Des mesures ont été prises dans les aéroports du continent pour contrôler les arrivées, mais peu de pays, comme le Gabon, ont interrompu les vols en provenance de pays touchés par le virus. Ethiopian Airlines, la plus importante compagnie aérienne africaine n’a jamais suspendu ses liaisons avec la Chine depuis le début de l’épidémie. Et China Southern vient de reprendre ses vols avec le Kenya.

L’Afrique de l’Ouest a déjà du faire face à l’épidémie dévastatrice d’Ebola qui a fait quelque 11 000 morts entre 2013 et 2016. Le Nigeria, pays le plus peuplé du continent avec près de 200 millions de personnes, est un des pays les plus vulnérables au monde avec un système de santé fragile et une très forte densité de population (près de 7 000 habitants au km2, selon World Population Review).

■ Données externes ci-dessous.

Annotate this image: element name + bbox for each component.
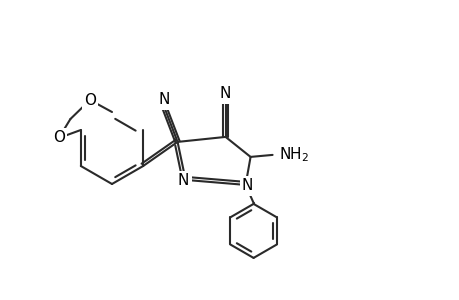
Text: N: N [241, 178, 253, 194]
Text: N: N [178, 173, 189, 188]
Text: N: N [158, 92, 170, 107]
Text: N: N [219, 86, 231, 101]
Text: O: O [84, 92, 96, 107]
Text: NH$_2$: NH$_2$ [278, 146, 308, 164]
Text: O: O [53, 130, 65, 146]
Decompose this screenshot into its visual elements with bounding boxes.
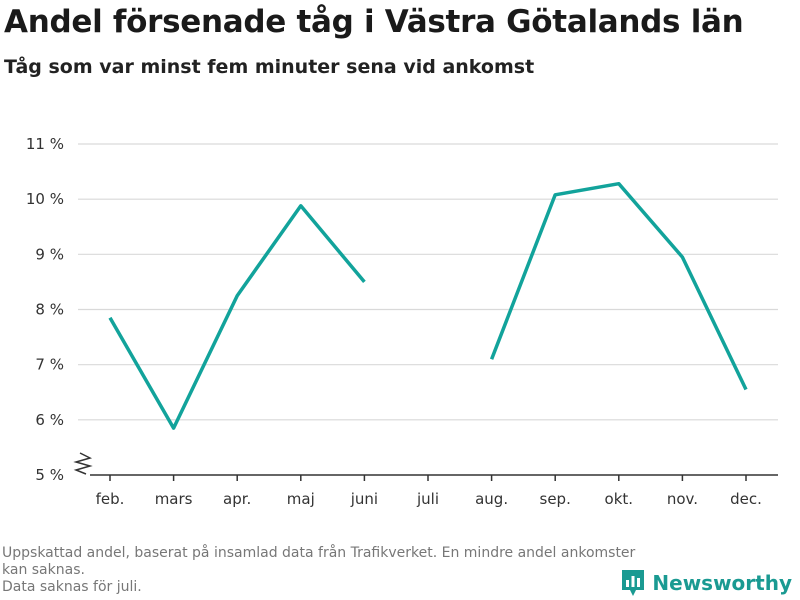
x-tick-label: dec. [730, 490, 762, 508]
y-axis-labels: 5 % 6 % 7 % 8 % 9 % 10 % 11 % [26, 135, 64, 484]
x-tick-label: juni [350, 490, 378, 508]
y-tick-label: 11 % [26, 135, 64, 153]
grid-lines [78, 143, 778, 421]
x-tick-label: juli [416, 490, 439, 508]
series-line-segment [108, 204, 366, 430]
series-line-segment [489, 181, 748, 391]
y-tick-label: 8 % [35, 301, 64, 319]
missing-data-note: Data saknas för juli. [2, 579, 142, 595]
newsworthy-logo-icon [622, 570, 645, 596]
x-tick-label: okt. [605, 490, 634, 508]
y-tick-label: 10 % [26, 190, 64, 208]
series-lines [108, 181, 748, 430]
line-chart: 5 % 6 % 7 % 8 % 9 % 10 % 11 % feb. mars apr. maj j… [26, 135, 778, 508]
source-note: Uppskattad andel, baserat på insamlad da… [2, 545, 636, 578]
x-tick-label: sep. [540, 490, 571, 508]
x-axis-labels: feb. mars apr. maj juni juli aug. sep. okt. nov. d… [96, 490, 762, 508]
x-tick-label: aug. [475, 490, 508, 508]
chart-footnote: Uppskattad andel, baserat på insamlad da… [2, 545, 642, 596]
axis-break-mark [73, 452, 93, 475]
brand-name: Newsworthy [652, 571, 792, 595]
x-tick-label: maj [287, 490, 315, 508]
x-tick-label: feb. [96, 490, 125, 508]
x-tick-label: nov. [667, 490, 698, 508]
x-tick-label: apr. [223, 490, 251, 508]
x-axis [73, 452, 778, 481]
y-tick-label: 7 % [35, 356, 64, 374]
chart-title: Andel försenade tåg i Västra Götalands l… [4, 4, 744, 40]
y-tick-label: 5 % [35, 466, 64, 484]
x-tick-label: mars [155, 490, 193, 508]
y-tick-label: 6 % [35, 411, 64, 429]
chart-subtitle: Tåg som var minst fem minuter sena vid a… [4, 56, 535, 78]
brand: Newsworthy [620, 568, 792, 598]
y-tick-label: 9 % [35, 245, 64, 263]
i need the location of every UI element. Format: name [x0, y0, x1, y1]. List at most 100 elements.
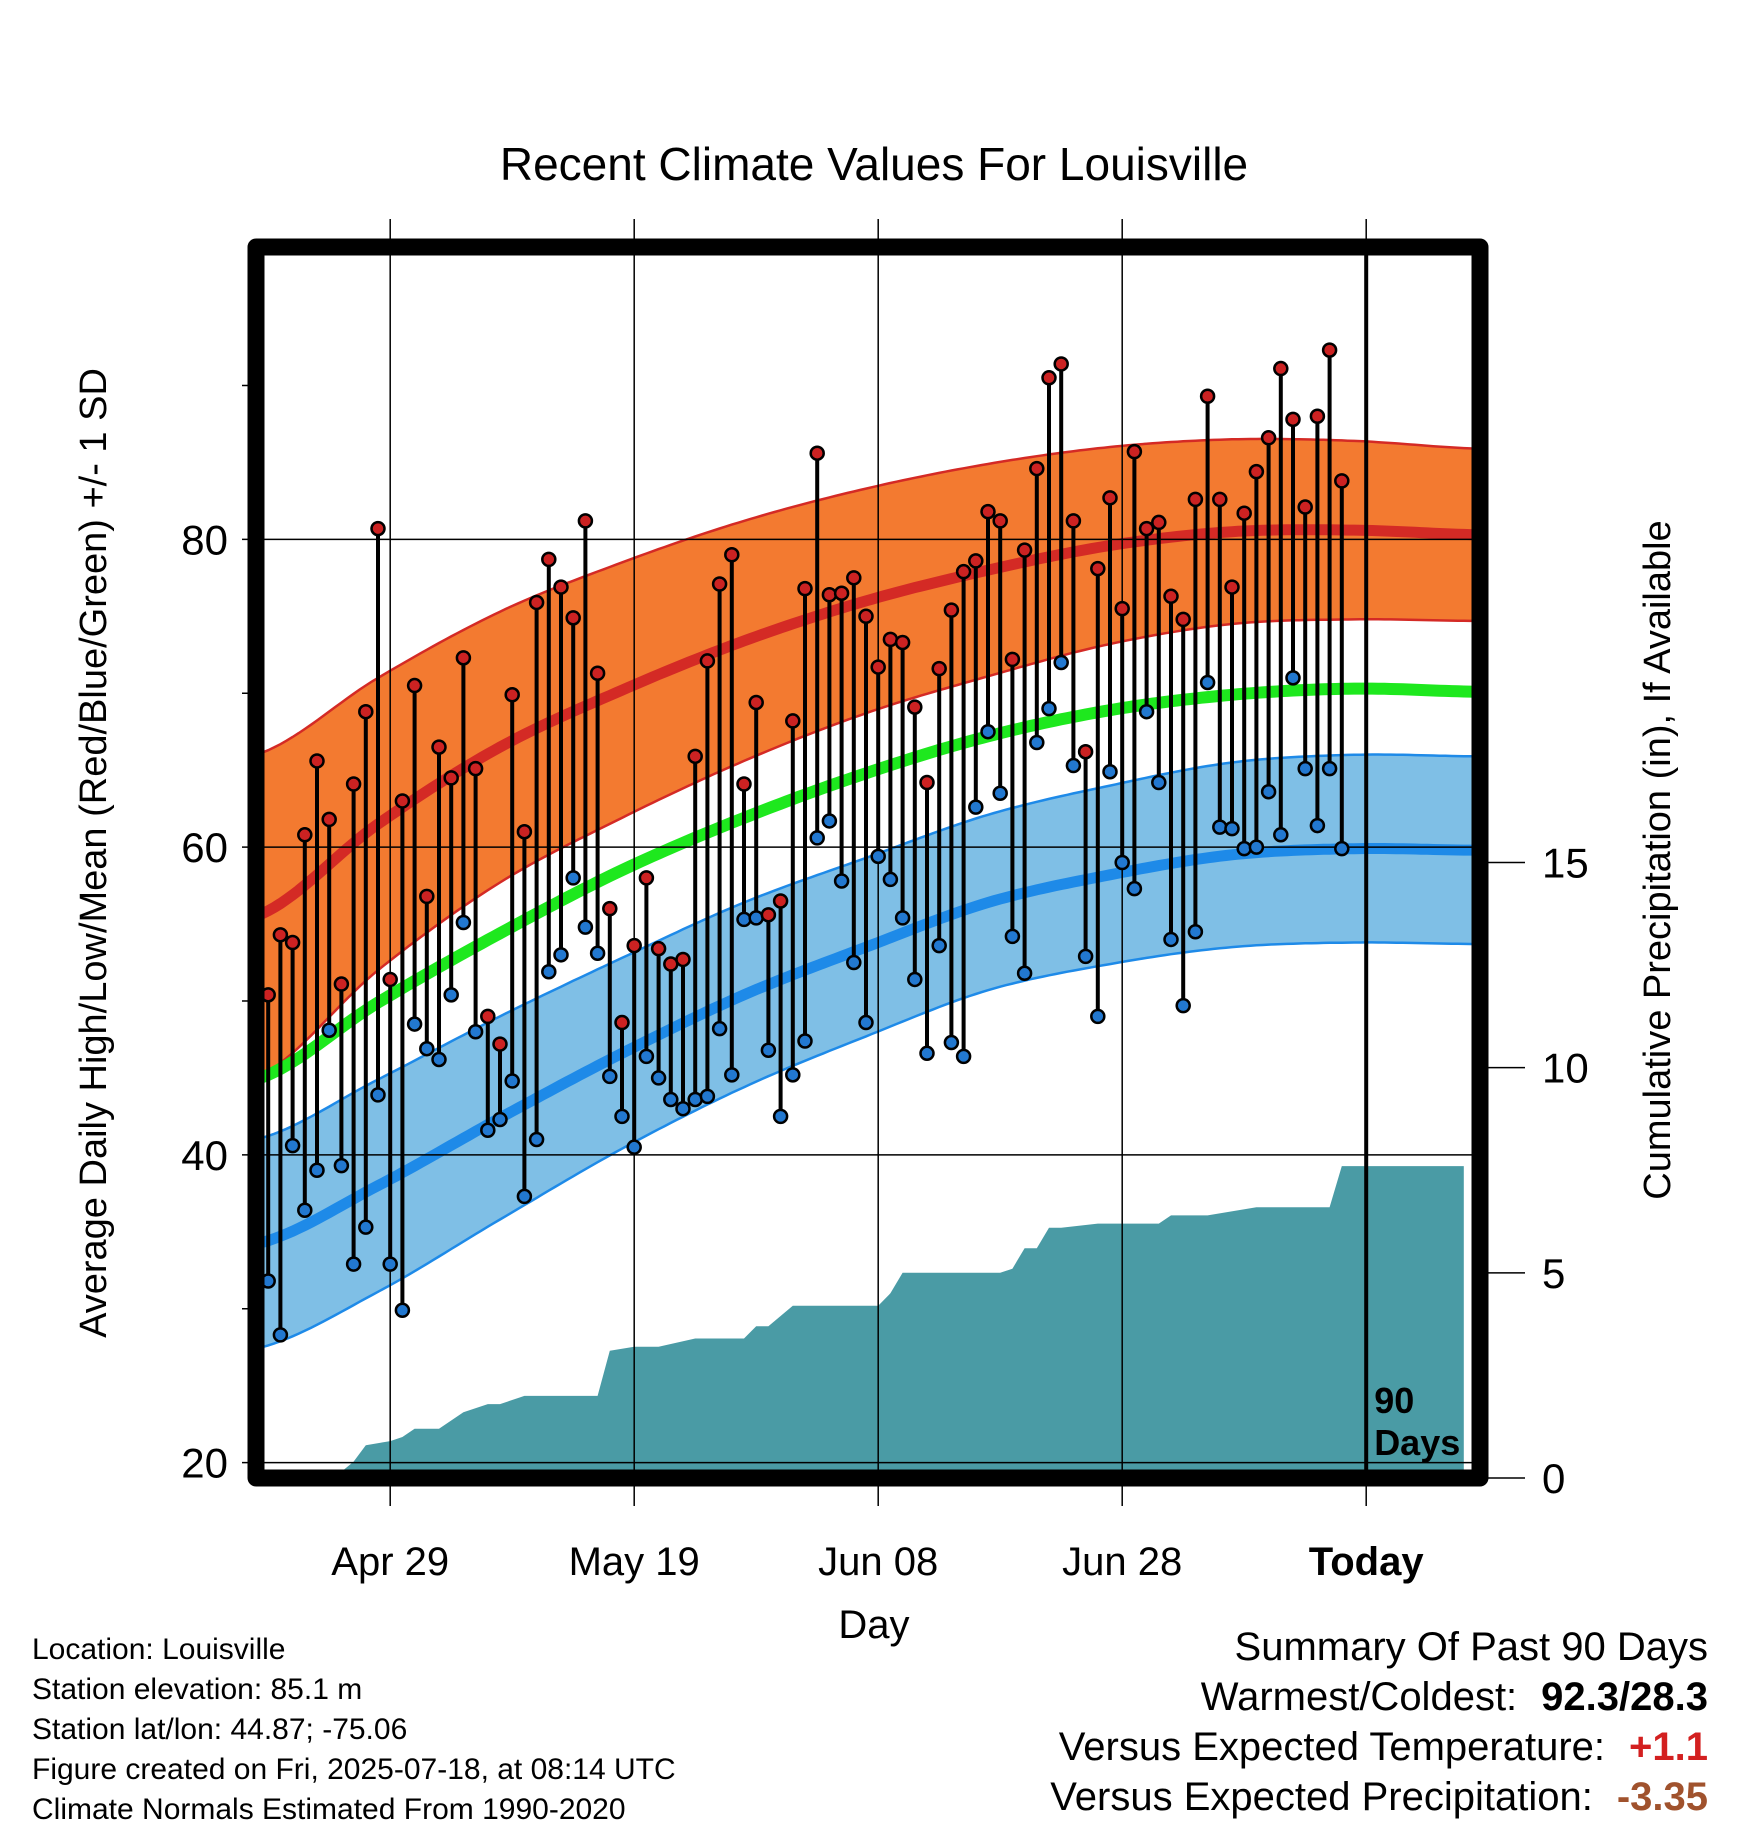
observed-low-point: [1029, 734, 1045, 751]
observed-low-point: [1212, 819, 1228, 835]
observed-low-point: [1138, 703, 1155, 720]
observed-high-point: [321, 811, 337, 828]
normal-low-band-lower: [256, 941, 1480, 1350]
observed-low-point: [272, 1327, 289, 1343]
observed-high-point: [1090, 560, 1106, 577]
observed-high-point: [492, 1036, 508, 1052]
observed-high-point: [858, 608, 874, 625]
observed-low-point: [626, 1139, 642, 1155]
observed-high-point: [504, 687, 520, 703]
y-tick-label: 40: [181, 1132, 228, 1179]
observed-low-point: [577, 919, 594, 935]
observed-low-point: [382, 1256, 398, 1272]
created-text: Figure created on Fri, 2025-07-18, at 08…: [32, 1753, 676, 1786]
x-axis-label: Day: [838, 1603, 909, 1647]
observed-high-point: [382, 971, 398, 988]
observed-high-point: [345, 776, 362, 792]
observed-high-point: [968, 553, 984, 569]
observed-high-point: [614, 1014, 630, 1031]
observed-low-point: [931, 937, 947, 954]
observed-high-point: [1065, 513, 1082, 529]
y-tick-label: 80: [181, 516, 228, 563]
observed-low-point: [504, 1073, 520, 1089]
observed-low-point: [467, 1024, 484, 1040]
plot-frame: [247, 238, 1489, 1487]
y-axis-label-left: Average Daily High/Low/Mean (Red/Blue/Gr…: [73, 368, 115, 1338]
observed-low-point: [919, 1045, 935, 1062]
observed-low-point: [345, 1256, 362, 1272]
observed-high-point: [358, 703, 374, 720]
observed-high-point: [833, 585, 850, 601]
precip-tick-label: 0: [1542, 1455, 1565, 1502]
observed-high-point: [760, 907, 777, 923]
observed-high-point: [1334, 473, 1350, 489]
summary-warmest-coldest: Warmest/Coldest: 92.3/28.3: [1050, 1672, 1708, 1722]
observed-high-point: [1273, 360, 1289, 377]
observed-high-point: [565, 610, 581, 626]
observed-high-point: [821, 587, 838, 603]
observed-high-point: [736, 776, 752, 792]
observed-low-point: [1187, 923, 1204, 940]
observed-high-point: [1004, 651, 1021, 668]
observed-high-point: [1102, 490, 1118, 506]
observed-high-point: [1248, 463, 1265, 480]
observed-low-point: [1163, 931, 1179, 948]
observed-high-point: [297, 827, 313, 843]
observed-low-point: [284, 1137, 301, 1154]
warmest-coldest-label: Warmest/Coldest:: [1200, 1675, 1518, 1719]
observed-high-point: [882, 631, 899, 648]
observed-low-point: [614, 1108, 630, 1125]
today-marker-label: 90: [1374, 1380, 1414, 1421]
observed-high-point: [602, 900, 618, 917]
observed-high-point: [480, 1008, 496, 1025]
observed-low-point: [894, 910, 911, 926]
observed-low-point: [772, 1108, 789, 1125]
observed-high-point: [748, 694, 764, 711]
observed-high-point: [772, 893, 789, 909]
precip-vs-expected-label: Versus Expected Precipitation:: [1050, 1775, 1593, 1819]
observed-low-point: [980, 723, 996, 740]
observed-low-point: [1236, 840, 1252, 857]
observed-high-point: [870, 659, 886, 675]
observed-low-point: [907, 971, 923, 988]
observed-high-point: [1016, 542, 1033, 558]
observed-low-point: [663, 1091, 679, 1108]
y-tick-label: 20: [181, 1440, 228, 1487]
observed-low-point: [589, 945, 606, 962]
observed-high-point: [1224, 579, 1240, 595]
observed-high-point: [1126, 443, 1143, 460]
observed-high-point: [797, 580, 813, 597]
summary-title: Summary Of Past 90 Days: [1234, 1625, 1708, 1669]
observed-low-point: [1077, 948, 1094, 965]
observed-high-point: [406, 677, 423, 694]
observed-high-point: [589, 665, 606, 681]
location-text: Location: Louisville: [32, 1633, 286, 1666]
observed-high-point: [785, 713, 801, 729]
observed-low-point: [1151, 774, 1167, 791]
precip-tick-label: 5: [1542, 1250, 1565, 1297]
observed-low-point: [406, 1016, 423, 1032]
observed-high-point: [699, 653, 716, 669]
observed-low-point: [492, 1111, 508, 1128]
observed-high-point: [1138, 520, 1155, 537]
observed-high-point: [370, 520, 386, 537]
observed-high-point: [809, 445, 825, 461]
observed-low-point: [443, 987, 459, 1003]
normals-text: Climate Normals Estimated From 1990-2020: [32, 1793, 626, 1826]
observed-low-point: [309, 1162, 325, 1178]
warmest-coldest-value: 92.3/28.3: [1541, 1675, 1708, 1719]
observed-low-point: [553, 947, 569, 963]
observed-low-point: [760, 1042, 777, 1058]
observed-low-point: [1260, 783, 1277, 800]
observed-low-point: [321, 1022, 337, 1038]
observed-low-point: [541, 964, 557, 980]
x-tick-label: Today: [1309, 1540, 1425, 1584]
observed-high-point: [272, 927, 289, 943]
observed-low-point: [1041, 700, 1057, 717]
latlon-text: Station lat/lon: 44.87; -75.06: [32, 1713, 408, 1746]
observed-low-point: [1334, 840, 1350, 857]
observed-high-point: [1163, 588, 1179, 605]
y-tick-label: 60: [181, 824, 228, 871]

En 2014, lorsque le premier cas d’Ebola avait été signalé à Lagos, un vent de panique s’était propagé dans la ville. Finalement, seules sept personnes sont décédées, sur 19 contaminées et l’OMS avait salué « le succès spectaculaire » face à ce qui aurait pu devenir « une épidémie urbaine apocalyptique ».

« Campagne agressive »

Les autorités nigérianes sont intervenues vendredi pour rassurer la population sur le fait que le pays était prêt à contenir l’épidémie. « Le niveau de préparation continue de s’améliorer au Nigeria tous les jours », a déclaré le ministre de la Santé Osagie Enahire, lors d’une conférence de presse à Abuja.

Selon le commissaire à la Santé de l’Etat de Lagos, Akin Abayomi, le patient infecté s’est envolé pour Lagos via Istanbul et passé une nuit dans un hôtel avant de rejoindre son entreprise hors de Lagos, dans l’État d’Ogun.

« Nous menons une campagne très agressive de sensibilisation à la santé publique. Nous avons suivi une formation approfondie », a-t-il déclaré. Les autorités ont mis en place des centres de quarantaine à Lagos et Abuja tandis que trois laboratoires du pays ont la capacité de diagnostiquer le virus.